The Gateway, University of Alberta’s campus newspaper, reported that on Jan. 27, the fraternity apologized to the university community on their website.

“We agree that hazing has no place at the University of Alberta or in fraternity life, and we, the Delta Phi chapter of Delta Kappa Epsilon, apologize to the international fraternity, the University of Alberta, the university community and the other fraternities at the university,” the fraternity posted.

Although Delta Kappa Epsilon will continue to exist, it will no longer be affiliated with the University of Alberta. The fraternity can apply for the suspension to be lifted after three years, pending good behavior.

Katherine Fernandez-Blance

Dalhousie faces financial questions

Dalhousie University will be impacted significantly by a new provincial university funding plan.

Last year, Dalhousie received a total of $190.2 million from the government for its operating budget. In the 2011-12 academic year Dalhousie will be facing a four per cent decrease in grant funding. This translates to a loss of approximately $14 million.

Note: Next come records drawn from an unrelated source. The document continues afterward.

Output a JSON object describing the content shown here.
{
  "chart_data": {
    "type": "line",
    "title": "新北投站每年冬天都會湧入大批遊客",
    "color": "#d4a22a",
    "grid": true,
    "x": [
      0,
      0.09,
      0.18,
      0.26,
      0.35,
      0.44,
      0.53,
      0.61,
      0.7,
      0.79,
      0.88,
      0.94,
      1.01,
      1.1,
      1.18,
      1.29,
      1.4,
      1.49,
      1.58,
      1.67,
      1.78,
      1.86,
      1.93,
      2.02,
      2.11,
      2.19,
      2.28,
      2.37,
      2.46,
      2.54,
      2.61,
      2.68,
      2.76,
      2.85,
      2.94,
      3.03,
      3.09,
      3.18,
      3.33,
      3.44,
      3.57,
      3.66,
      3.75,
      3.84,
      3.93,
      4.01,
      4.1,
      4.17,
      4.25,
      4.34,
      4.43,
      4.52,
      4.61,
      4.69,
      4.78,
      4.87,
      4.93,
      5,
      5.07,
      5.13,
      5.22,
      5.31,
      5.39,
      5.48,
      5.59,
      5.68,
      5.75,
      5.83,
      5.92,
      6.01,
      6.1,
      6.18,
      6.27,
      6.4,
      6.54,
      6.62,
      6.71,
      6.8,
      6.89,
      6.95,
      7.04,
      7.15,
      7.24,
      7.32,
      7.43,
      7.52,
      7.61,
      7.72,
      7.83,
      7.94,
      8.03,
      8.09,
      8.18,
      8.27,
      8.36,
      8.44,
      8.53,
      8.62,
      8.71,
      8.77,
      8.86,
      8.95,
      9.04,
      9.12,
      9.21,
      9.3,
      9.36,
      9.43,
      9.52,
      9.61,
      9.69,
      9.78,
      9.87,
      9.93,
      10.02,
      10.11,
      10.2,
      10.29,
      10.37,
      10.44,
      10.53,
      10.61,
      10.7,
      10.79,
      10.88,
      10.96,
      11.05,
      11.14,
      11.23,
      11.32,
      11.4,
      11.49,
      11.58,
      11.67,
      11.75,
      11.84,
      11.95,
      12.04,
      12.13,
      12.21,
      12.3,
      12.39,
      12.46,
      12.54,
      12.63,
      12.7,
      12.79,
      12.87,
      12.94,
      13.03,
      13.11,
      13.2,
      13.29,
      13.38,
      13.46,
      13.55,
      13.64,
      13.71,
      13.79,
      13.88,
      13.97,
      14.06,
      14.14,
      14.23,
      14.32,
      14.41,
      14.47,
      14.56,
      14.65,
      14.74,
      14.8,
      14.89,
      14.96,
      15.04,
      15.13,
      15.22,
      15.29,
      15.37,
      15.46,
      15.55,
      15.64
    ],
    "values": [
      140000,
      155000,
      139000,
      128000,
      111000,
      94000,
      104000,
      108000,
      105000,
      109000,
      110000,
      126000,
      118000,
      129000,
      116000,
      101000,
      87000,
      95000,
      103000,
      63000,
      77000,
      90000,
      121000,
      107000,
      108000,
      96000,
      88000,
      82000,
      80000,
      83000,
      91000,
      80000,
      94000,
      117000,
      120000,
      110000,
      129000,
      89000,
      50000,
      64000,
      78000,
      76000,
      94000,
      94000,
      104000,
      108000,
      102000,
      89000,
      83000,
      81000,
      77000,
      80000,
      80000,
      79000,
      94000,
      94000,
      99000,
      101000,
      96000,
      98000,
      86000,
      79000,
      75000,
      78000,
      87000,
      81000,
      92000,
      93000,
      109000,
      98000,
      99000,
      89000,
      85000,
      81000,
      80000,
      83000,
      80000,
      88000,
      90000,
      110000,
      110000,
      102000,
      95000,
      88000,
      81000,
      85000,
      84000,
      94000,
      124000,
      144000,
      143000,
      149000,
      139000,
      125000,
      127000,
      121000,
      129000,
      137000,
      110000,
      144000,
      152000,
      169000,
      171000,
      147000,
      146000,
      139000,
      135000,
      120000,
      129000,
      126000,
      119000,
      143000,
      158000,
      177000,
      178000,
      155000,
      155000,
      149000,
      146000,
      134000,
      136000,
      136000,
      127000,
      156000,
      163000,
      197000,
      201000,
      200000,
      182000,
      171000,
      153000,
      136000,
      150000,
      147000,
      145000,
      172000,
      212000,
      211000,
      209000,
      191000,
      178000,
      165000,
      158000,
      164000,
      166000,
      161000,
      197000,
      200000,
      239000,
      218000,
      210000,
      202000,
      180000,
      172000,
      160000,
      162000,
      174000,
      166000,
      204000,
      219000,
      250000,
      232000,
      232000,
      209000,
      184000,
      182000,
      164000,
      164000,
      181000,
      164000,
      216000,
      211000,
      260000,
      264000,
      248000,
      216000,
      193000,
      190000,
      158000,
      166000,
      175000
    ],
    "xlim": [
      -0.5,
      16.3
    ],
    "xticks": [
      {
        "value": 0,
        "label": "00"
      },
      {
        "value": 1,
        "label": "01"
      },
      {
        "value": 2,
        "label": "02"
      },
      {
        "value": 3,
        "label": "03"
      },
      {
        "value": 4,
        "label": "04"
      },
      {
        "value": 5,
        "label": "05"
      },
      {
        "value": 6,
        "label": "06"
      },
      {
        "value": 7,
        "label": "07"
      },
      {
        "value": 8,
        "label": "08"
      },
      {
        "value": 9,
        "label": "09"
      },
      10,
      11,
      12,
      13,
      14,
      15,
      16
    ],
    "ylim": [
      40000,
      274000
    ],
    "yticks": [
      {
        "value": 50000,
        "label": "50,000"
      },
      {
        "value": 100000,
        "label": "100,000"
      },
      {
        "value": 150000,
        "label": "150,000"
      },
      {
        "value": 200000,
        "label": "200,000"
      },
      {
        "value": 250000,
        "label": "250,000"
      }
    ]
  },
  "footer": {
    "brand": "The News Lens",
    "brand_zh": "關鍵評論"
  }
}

Marilyn More, minister of Labour and Advanced Education, said Nova Scotia plans on capping tuition increases for undergraduate students at three per cent. More said the goal of this measure is to make the university more affordable and accessible for students.

More informed the Council of Nova Scotia University Presidents in Halifax on Feb. 1 about these changes. According to More, most universities in Canada are raising tuition by approximately four per cent each year, adding that universities in Nova Scotia will have to absorb their own inflation costs and wage increases.

The O’Neill report, which was presented to the provincial government last fall, criticized Nova Scotia’s student assistance program for being one of worst student assistance programs in Canada. More said she is committed to improving this program, as well as maintaining the Student Bursary Program at $29 million per year. This year, the bursary is worth $1,283 for students.

Since 2008, the Memorandum of Understanding between Nova Scotia and its universities ensured that tuition for all students was frozen. However, this agreement is set to expire on Mar. 31.